KAI: Are there any certifications or trainings you’ve gone through that have helped in your career?

RH: Working at KAI Partners is essentially a constant training ground. I’ve learned a ton about the consulting business, state IT projects, procurement, and several other aspects of this field.

KAI: What is your favorite part about your line of work and why?

RH: Finding ways to be creative. It’s not always easy in a rigid, government environment to exercise creativity but that’s also what makes it so rewarding. Understanding how things work and discovering ways to creatively navigate complex systems can be fun.

KAI: What is one of the most common question you receive from clients and what counsel or advice do you give them?
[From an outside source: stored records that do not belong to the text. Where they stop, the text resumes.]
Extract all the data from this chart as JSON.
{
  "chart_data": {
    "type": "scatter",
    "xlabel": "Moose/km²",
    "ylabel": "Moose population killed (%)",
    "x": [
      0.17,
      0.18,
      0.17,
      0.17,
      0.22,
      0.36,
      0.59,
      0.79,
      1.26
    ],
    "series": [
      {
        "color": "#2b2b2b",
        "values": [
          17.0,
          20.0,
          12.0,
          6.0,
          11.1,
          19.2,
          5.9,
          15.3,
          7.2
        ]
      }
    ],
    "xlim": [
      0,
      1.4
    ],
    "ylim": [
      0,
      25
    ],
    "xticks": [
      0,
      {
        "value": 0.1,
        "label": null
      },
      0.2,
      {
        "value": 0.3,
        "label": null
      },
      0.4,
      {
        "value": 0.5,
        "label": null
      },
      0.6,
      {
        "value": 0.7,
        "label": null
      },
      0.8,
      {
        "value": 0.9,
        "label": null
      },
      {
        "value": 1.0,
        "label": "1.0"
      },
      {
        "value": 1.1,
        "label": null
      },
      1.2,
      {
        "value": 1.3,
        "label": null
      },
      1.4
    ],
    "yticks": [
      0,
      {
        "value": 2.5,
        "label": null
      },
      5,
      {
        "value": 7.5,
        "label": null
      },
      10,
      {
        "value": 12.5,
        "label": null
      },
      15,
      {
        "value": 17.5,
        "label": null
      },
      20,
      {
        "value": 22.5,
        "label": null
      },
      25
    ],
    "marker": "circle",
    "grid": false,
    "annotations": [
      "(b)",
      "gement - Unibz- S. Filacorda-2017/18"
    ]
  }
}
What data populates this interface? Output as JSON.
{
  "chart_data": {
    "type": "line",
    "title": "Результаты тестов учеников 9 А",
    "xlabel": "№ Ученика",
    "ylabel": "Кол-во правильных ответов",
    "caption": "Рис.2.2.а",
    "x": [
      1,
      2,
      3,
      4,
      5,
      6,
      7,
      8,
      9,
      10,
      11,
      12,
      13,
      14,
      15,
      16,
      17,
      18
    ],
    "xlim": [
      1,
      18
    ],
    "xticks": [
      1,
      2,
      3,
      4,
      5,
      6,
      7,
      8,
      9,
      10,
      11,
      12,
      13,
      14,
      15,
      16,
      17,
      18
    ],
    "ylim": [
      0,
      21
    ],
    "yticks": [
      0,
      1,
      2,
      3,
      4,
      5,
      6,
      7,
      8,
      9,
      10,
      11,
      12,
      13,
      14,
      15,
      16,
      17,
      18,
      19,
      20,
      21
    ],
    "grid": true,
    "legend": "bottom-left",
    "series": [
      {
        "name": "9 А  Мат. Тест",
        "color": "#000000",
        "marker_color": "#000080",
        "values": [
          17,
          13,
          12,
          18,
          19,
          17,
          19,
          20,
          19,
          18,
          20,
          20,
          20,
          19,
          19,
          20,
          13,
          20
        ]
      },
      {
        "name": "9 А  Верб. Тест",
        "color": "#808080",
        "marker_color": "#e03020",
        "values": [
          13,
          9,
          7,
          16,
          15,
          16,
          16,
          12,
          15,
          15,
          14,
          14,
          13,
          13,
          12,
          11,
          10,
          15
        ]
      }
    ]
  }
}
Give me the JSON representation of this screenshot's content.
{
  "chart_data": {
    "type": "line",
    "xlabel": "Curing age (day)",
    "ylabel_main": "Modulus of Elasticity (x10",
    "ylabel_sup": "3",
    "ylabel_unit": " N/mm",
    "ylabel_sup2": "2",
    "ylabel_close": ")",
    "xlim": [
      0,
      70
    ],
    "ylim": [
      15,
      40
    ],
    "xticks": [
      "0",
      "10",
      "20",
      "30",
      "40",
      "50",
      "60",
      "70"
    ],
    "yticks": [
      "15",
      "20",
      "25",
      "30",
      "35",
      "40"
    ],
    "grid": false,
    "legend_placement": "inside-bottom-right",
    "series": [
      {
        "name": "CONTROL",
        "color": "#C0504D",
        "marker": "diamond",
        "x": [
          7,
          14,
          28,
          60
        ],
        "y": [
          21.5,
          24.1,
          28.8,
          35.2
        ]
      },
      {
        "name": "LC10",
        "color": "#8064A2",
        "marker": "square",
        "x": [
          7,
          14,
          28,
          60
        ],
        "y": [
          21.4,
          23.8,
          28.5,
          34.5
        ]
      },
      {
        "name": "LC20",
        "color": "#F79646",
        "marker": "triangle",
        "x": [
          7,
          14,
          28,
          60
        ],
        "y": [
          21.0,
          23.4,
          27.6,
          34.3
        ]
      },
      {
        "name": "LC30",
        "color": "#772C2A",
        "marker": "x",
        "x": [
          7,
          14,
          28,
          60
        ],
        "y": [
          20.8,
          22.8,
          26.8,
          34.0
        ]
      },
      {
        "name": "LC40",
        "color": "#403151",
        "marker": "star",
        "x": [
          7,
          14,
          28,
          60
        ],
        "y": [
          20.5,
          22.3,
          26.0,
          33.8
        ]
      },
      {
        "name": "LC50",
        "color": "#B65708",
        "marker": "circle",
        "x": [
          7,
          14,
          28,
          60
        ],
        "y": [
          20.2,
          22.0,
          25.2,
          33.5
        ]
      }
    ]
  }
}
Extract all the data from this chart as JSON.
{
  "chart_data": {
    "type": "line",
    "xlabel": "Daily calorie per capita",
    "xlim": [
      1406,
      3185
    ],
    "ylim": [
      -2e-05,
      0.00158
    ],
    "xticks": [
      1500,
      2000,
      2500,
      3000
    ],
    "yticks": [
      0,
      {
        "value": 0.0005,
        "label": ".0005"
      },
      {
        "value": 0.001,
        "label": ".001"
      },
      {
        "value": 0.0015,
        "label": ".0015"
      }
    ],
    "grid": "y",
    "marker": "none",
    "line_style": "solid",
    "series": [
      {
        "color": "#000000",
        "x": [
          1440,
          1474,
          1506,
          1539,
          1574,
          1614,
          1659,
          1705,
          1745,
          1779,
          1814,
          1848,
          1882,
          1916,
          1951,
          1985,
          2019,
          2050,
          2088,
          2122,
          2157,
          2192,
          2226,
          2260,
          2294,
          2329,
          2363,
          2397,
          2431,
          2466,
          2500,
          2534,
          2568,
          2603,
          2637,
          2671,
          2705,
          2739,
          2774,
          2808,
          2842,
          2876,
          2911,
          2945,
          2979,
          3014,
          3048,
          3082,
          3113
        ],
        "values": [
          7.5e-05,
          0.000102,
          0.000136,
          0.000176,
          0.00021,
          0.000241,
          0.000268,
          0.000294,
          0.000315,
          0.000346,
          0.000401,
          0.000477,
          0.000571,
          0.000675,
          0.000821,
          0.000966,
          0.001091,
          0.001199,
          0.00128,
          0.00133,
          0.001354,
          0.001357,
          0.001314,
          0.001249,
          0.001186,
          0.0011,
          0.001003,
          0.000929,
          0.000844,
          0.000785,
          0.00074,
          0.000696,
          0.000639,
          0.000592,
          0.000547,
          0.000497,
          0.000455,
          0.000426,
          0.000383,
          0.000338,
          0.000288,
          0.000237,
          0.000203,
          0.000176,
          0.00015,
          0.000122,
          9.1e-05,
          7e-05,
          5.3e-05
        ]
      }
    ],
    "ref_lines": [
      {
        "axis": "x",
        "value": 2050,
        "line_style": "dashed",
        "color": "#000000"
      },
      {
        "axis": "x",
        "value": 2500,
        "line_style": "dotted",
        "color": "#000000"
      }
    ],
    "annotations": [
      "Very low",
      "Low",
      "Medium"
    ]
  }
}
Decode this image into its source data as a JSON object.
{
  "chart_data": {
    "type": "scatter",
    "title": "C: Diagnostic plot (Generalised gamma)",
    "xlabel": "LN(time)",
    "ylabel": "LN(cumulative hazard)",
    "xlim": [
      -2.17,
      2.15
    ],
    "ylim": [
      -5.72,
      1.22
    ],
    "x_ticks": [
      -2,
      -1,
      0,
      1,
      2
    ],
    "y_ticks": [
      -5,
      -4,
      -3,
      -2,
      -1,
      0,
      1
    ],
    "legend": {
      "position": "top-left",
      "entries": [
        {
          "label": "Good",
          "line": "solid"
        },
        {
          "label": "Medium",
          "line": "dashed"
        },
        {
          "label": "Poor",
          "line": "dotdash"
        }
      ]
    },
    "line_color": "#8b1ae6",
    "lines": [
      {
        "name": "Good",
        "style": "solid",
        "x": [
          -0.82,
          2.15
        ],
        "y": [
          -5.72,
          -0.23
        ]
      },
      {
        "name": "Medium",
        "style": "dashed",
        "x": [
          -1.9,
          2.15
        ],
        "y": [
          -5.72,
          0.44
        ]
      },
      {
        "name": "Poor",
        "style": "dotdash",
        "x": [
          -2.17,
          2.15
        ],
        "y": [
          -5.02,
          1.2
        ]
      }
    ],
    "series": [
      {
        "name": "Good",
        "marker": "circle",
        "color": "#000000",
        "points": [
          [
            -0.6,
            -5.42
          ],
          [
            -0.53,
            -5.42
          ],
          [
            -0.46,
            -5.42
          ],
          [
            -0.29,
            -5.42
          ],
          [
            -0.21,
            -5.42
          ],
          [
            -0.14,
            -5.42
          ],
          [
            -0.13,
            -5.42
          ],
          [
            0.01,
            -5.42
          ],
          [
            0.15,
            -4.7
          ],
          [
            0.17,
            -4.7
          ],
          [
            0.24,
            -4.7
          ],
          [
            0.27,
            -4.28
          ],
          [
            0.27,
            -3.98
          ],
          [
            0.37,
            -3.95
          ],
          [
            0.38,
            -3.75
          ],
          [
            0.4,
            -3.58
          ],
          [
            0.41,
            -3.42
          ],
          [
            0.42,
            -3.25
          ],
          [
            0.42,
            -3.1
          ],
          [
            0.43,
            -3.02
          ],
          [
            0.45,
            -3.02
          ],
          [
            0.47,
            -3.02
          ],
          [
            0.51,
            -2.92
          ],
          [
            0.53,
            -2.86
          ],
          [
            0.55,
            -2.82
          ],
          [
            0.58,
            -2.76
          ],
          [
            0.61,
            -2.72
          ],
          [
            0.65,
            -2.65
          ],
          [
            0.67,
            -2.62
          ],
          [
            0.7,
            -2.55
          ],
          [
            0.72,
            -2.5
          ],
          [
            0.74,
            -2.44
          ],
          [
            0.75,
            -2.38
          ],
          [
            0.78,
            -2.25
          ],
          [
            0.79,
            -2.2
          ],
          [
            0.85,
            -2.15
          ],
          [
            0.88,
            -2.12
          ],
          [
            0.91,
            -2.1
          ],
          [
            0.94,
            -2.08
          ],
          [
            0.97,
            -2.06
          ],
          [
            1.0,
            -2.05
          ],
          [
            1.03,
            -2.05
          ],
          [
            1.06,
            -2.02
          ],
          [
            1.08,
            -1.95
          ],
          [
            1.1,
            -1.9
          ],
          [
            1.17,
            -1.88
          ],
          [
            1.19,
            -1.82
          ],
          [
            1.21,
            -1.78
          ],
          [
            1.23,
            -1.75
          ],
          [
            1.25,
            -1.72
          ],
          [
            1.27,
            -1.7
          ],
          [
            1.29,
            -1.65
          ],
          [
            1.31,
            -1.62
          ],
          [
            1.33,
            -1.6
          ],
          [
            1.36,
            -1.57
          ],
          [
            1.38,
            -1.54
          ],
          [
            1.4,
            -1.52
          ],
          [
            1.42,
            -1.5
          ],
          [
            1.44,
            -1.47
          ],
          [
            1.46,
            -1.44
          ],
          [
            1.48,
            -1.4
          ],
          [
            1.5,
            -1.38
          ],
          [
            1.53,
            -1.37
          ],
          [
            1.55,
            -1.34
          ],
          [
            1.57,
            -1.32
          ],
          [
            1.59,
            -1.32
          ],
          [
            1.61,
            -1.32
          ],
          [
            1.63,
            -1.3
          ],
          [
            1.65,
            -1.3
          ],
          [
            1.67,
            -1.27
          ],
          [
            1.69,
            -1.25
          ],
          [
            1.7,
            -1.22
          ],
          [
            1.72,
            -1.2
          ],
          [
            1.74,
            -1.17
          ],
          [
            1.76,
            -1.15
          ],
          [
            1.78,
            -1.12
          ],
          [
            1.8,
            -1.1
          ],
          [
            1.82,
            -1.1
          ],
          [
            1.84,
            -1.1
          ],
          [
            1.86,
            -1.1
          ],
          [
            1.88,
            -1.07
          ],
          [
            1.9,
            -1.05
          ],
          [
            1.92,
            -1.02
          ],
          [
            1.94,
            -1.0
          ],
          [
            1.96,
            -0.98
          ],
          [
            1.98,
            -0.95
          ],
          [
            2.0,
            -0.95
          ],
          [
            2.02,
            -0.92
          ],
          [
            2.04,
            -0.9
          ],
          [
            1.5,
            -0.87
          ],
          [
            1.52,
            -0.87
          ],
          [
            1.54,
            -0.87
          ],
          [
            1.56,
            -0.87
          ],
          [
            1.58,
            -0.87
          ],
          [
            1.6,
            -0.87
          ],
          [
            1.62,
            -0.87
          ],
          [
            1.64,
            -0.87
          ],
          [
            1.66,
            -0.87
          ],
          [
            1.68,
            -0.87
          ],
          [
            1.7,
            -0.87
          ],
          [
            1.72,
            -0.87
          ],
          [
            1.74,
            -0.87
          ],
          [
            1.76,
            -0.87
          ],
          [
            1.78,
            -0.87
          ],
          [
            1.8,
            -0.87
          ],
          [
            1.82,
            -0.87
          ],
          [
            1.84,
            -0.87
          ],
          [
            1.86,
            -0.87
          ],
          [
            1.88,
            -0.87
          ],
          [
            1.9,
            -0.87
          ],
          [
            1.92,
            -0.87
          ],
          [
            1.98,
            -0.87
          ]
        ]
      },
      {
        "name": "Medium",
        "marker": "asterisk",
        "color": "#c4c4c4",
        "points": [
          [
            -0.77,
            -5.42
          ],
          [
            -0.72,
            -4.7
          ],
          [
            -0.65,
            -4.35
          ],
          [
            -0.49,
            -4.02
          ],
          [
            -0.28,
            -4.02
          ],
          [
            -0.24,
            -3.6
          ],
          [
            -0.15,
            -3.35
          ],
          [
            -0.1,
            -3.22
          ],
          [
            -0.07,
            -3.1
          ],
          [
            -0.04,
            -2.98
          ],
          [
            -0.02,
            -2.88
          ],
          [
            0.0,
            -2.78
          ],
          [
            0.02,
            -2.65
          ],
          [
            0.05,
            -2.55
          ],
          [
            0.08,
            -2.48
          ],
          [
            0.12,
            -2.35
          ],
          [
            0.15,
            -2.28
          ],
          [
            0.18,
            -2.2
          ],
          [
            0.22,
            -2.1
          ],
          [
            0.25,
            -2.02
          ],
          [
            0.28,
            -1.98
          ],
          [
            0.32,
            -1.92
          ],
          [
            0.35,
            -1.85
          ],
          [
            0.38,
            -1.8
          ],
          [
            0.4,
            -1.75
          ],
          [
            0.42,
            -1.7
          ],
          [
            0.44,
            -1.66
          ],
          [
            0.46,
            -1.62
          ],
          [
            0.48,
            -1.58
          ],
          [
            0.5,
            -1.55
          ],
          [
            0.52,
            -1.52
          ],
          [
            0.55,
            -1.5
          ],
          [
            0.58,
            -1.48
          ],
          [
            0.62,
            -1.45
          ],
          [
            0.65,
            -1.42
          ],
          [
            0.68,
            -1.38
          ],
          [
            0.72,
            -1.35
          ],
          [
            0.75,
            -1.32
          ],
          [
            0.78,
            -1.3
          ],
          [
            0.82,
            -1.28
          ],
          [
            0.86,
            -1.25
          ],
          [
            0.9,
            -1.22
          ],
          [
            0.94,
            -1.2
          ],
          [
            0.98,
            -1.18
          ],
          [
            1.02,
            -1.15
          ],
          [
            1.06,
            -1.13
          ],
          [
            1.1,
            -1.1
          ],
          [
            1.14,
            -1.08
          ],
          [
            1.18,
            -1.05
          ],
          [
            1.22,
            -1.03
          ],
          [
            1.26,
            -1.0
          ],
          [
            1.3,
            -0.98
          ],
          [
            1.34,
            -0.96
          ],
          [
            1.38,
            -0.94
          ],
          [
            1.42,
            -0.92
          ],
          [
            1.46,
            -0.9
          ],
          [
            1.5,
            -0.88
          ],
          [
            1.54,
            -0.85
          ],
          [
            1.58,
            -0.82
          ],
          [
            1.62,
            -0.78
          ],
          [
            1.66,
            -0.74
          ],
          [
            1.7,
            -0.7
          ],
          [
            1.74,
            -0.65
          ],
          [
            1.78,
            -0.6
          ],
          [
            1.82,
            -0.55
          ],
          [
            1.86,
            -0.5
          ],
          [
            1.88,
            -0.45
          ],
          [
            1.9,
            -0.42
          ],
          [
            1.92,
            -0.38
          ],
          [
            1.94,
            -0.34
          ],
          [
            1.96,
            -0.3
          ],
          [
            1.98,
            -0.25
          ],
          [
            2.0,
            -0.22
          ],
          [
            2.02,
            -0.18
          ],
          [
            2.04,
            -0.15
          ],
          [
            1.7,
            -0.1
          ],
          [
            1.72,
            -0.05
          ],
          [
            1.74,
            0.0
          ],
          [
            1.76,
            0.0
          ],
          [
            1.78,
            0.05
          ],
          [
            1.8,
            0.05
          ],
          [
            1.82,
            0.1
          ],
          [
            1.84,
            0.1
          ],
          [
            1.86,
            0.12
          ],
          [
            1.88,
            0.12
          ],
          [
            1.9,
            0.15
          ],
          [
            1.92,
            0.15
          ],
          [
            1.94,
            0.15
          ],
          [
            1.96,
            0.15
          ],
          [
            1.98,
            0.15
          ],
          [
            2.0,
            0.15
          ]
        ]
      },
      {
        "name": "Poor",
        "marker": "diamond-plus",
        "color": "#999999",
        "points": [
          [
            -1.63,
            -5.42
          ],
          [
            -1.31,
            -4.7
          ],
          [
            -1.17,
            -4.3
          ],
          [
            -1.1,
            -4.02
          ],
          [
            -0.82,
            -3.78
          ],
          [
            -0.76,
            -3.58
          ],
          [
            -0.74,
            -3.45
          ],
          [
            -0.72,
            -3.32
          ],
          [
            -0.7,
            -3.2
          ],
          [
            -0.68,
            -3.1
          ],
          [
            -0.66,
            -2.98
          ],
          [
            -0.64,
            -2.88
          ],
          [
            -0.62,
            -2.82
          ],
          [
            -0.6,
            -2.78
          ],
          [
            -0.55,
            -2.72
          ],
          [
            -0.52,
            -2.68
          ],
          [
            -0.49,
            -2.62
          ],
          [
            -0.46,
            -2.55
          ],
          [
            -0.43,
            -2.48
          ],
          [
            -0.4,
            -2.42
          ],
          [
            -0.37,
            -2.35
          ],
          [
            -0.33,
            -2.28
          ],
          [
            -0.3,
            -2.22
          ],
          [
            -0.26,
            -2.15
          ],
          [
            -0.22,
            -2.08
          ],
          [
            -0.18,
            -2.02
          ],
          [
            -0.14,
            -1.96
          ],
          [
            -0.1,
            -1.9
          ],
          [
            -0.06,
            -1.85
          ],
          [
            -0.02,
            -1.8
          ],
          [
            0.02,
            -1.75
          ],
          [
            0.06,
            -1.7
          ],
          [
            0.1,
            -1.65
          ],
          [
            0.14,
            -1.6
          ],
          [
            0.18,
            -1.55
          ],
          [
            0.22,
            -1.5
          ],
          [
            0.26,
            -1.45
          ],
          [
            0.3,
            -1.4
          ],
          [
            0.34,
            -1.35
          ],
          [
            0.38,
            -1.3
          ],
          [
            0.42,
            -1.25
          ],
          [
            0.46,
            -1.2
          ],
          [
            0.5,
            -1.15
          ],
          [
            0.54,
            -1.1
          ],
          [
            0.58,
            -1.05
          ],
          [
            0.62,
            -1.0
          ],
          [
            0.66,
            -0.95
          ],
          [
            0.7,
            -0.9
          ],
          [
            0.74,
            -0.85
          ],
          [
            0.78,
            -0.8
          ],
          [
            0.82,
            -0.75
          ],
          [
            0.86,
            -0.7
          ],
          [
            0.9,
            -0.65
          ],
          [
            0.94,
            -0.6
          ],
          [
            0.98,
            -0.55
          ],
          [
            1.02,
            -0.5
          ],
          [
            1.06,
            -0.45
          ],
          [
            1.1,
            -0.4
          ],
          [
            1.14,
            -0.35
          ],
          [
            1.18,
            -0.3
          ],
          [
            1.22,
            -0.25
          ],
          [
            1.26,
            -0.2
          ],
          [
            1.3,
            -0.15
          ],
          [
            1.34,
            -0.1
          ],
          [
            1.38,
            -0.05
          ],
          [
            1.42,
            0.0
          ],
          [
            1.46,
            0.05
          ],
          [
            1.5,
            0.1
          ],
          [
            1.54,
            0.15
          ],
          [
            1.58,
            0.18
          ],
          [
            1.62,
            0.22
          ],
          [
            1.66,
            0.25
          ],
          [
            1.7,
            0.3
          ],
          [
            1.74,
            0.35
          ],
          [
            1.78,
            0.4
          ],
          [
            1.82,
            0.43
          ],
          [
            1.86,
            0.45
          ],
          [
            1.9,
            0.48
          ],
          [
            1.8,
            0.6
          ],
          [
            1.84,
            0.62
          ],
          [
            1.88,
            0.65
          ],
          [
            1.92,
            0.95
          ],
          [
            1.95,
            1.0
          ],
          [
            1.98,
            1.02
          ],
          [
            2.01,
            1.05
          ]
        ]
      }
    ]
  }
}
RH: Working in communications, I get a lot of questions about how to word things or phrase news to best influence the audience. Generally, I ask them to think of the audience and try to imagine how they would understand/receive the information. Effective communication isn’t about clever wording or grand oration, it’s about connecting with people on their level and in their language.

Now that we’ve learned more about Ryan’s communications work, here’s a little more about him!

Quick Q&A with Ryan:

Daily, must-visit website: news.google.com, reddit.com/aww

Preferred genre of music or podcast to listen to: Classic rock, Broadway/Disney musicals, indie/folk, country.

Best professional advice received: “Plant what you want to harvest in 4, 7, and 10 years,” and “In life or business, relationships are the best investment you can make.”

Book you can read over and over again: The Hitchhiker’s Guide series by Douglas Adams

Most-recent binge-watched show: Better Call Saul

About Ryan: I have three hobbies: Husbanding, dog parenting, and tinkering. I spend a lot of time in the kitchen experimenting or in my garage/yard building things.